Ce magistrat a rendu compte des plaidoiries dans le délibéré de la Cour, composée de :
Monsieur Philippe COULANGE, Président
Madame Céline ROBIN-KARRER, Conseillère
Monsieur Jean-Paul PATRIARCHE, Conseiller
Greffier lors des débats : Mme Maria FREDON.
Les parties ont été avisées que le prononcé de la décision aurait lieu par mise à disposition au greffe le 13 Septembre 2023.
ARRÊT
Rendu par défaut, prononcé par mise à disposition au greffe le 13 Septembre 2023, signé par Monsieur Philippe COULANGE, Président et Madame Maria FREDON, greffière auquel la minute de la décision a été remise par le magistrat signataire.
***
La SCI KESA est propriétaire du lot n°114 au sein de la copropriété LE PLAZA, sise [Adresse 2] à [Localité 1] dont le syndic est le Cabinet GRAMMATICO.
La SCI KESA ayant été négligente dans le paiement de ses charges depuis le mois d'avril 2018 malgré l'envoi de décomptes de charges et appels de fond, le Syndicat des copropriétaires (SDC) de la copropriété LE PLAZA lui a adressé deux courriers de mise en demeure en la forme recommandée en date du 05 août 2019 et du 17 septembre 2019 faisant état d'un arriéré de charges d'un montant de 2.792,50 euros.
Par exploit d'huissier en date du 18 février 2020, le SDC de la copropriété LE PLAZA a fait assigner la SCI KESA devant le Tribunal Judiciaire de NICE aux fins de la voir condamnée à lui payer les sommes de 8.252,57 euros outre les intérêts au taux légal à compter de la mise en demeure du 17 août 2019, de 183 euros au titre des frais de l'article 10-1 de la Loi du 10 juillet 1965, de 1.000 euros au titre de dommages et intérêts et de 1.000 euros sur le fondement de l'article 700 du Code de procédure civile, outre les dépens.
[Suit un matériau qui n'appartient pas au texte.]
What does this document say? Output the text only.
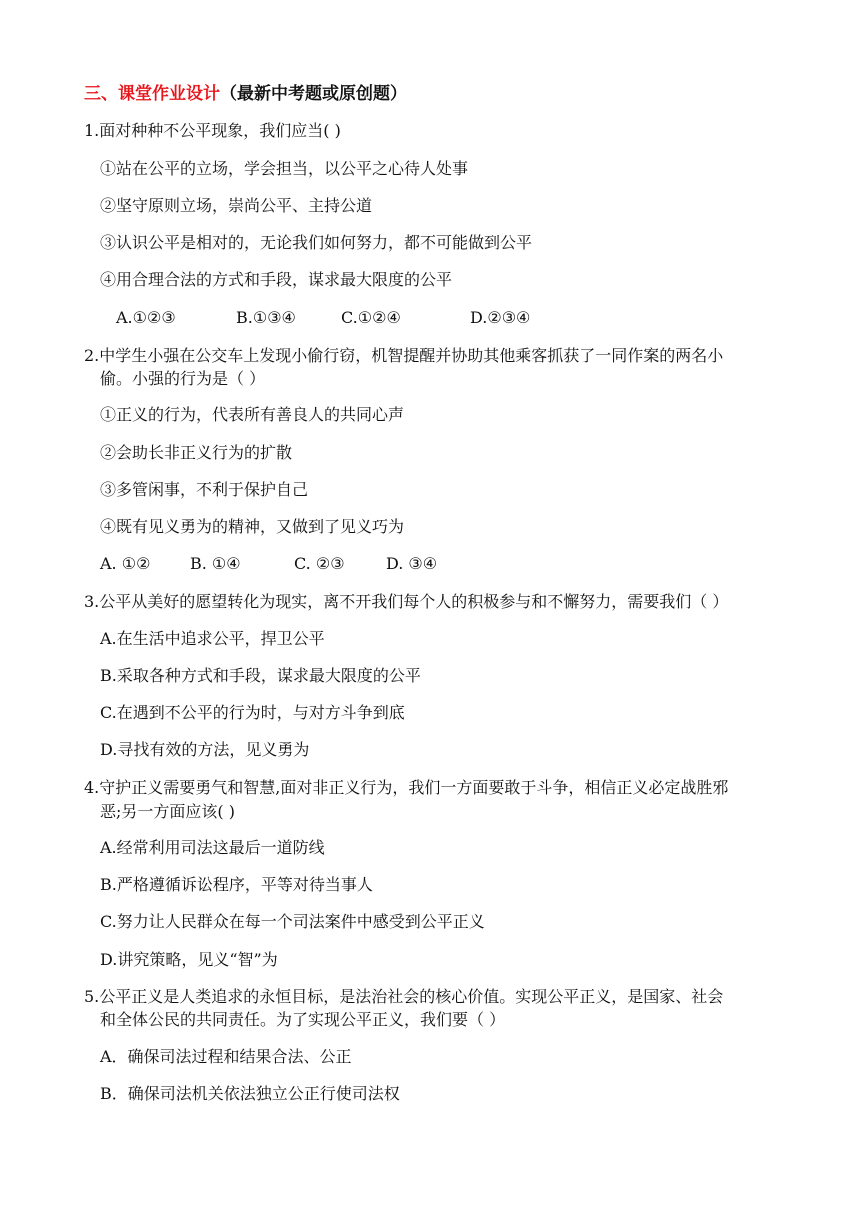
三、课堂作业设计（最新中考题或原创题）
1.面对种种不公平现象，我们应当( )
①站在公平的立场，学会担当，以公平之心待人处事
②坚守原则立场，崇尚公平、主持公道
③认识公平是相对的，无论我们如何努力，都不可能做到公平
④用合理合法的方式和手段，谋求最大限度的公平
A.①②③	B.①③④	C.①②④	D.②③④
2.中学生小强在公交车上发现小偷行窃，机智提醒并协助其他乘客抓获了一同作案的两名小
偷。小强的行为是（ ）
①正义的行为，代表所有善良人的共同心声
②会助长非正义行为的扩散
③多管闲事，不利于保护自己
④既有见义勇为的精神，又做到了见义巧为
A. ①② B. ①④	C. ②③	D. ③④
3.公平从美好的愿望转化为现实，离不开我们每个人的积极参与和不懈努力，需要我们（ ）
A.在生活中追求公平，捍卫公平
B.采取各种方式和手段，谋求最大限度的公平
C.在遇到不公平的行为时，与对方斗争到底
D.寻找有效的方法，见义勇为
4.守护正义需要勇气和智慧,面对非正义行为，我们一方面要敢于斗争，相信正义必定战胜邪
恶;另一方面应该( )
A.经常利用司法这最后一道防线
B.严格遵循诉讼程序，平等对待当事人
C.努力让人民群众在每一个司法案件中感受到公平正义
D.讲究策略，见义“智”为
5.公平正义是人类追求的永恒目标，是法治社会的核心价值。实现公平正义，是国家、社会
和全体公民的共同责任。为了实现公平正义，我们要（ ）
A．确保司法过程和结果合法、公正
B．确保司法机关依法独立公正行使司法权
Par jugement rendu le 15 janvier 2021, le Tribunal Judiciaire de NICE a débouté le SDC de la copropriété LE PLAZA de l'ensemble de ses demandes au motif que celui-ci n'a pas produit les appels de fonds et l'a condamné aux dépens.
Par déclaration au greffe en date du 19 mars 2021, le SDC de la copropriété LE PLAZA a interjeté appel de cette décision. Il demande à la Cour d'infirmer le jugement entrepris et de condamner la SCI KESA à lui verser les sommes de 14.146,75 euros en principal assortie des intérêts légaux à compter de la mise en demeure du 17 septembre 2019, de 918,60 euros au titre de l'article 10-1 de la Loi du 10 juillet 1965 fixant le statut de la copropriété des immeubles bâtis, de 2.000 euros au titre de dommages et intérêts pour résistance abusive et de 3.000 euros sur le fondement de l'article 700 du Code de procédure civile, outre les entiers dépens.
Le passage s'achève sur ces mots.